3. Il résulte de l’instruction, et n’est pas contesté par la requérante, que Mme B… s’est vu remettre le 27 août 2025, postérieurement à l’introduction de la requête, une attestation de prolongation de l’instruction valable jusqu’au 26 novembre 2025. Par suite, les conclusions aux fins d’injonction et d’astreinte tendant à ce que le préfet lui délivre une attestation de prolongation de l’instruction sont devenues sans objet. Il n’y a, dès lors, plus lieu d’y statuer.
Sur les frais liés au litige :
4. Dans les circonstances de l’espèce, il n’y a pas lieu de mettre à la charge de l’Etat la somme demandée par le conseil de Mme B…, qui ne justifie au demeurant pas du dépôt d’une demande d’aide juridictionnelle, au titre des frais exposés et non compris dans les dépens sur le fondement des dispositions de l’article L. 761-1 du code de justice administrative et de l’article 37 de la loi du 10 juillet 1991.
O R D O N N E :
Article 1er : Il n’y a pas lieu de statuer sur les conclusions aux fins d’injonction et d’astreinte présentées par Mme B….

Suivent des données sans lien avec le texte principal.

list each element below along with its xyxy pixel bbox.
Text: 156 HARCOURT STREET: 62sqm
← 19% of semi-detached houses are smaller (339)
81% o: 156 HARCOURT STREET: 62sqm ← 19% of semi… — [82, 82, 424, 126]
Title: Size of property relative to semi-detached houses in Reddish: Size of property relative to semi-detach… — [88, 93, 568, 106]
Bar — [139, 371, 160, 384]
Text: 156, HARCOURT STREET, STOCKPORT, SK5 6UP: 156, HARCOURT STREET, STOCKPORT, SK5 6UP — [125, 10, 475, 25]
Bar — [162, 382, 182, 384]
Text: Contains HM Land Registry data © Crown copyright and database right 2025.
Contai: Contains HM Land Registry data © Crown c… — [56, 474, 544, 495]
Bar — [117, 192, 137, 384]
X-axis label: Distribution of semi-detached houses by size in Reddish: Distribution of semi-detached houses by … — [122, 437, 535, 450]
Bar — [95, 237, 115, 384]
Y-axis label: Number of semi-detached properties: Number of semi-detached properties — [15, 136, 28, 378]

Article 2 : Le surplus des conclusions de la requête est rejeté.
Article 3 : La présente ordonnance sera notifiée à Mme A… B… et au ministre de l’intérieur.
Copie en sera adressée au préfet de la Seine-Saint-Denis.
Fait à Montreuil, le 20 octobre 2025.
La juge des référés,
A-S Mach
La République mande et ordonne au ministre de l’intérieur en ce qui le concerne et à tous commissaires de justice à ce requis en ce qui concerne les voies de droit commun contre les parties privées, de pourvoir à l’exécution de la présente décision.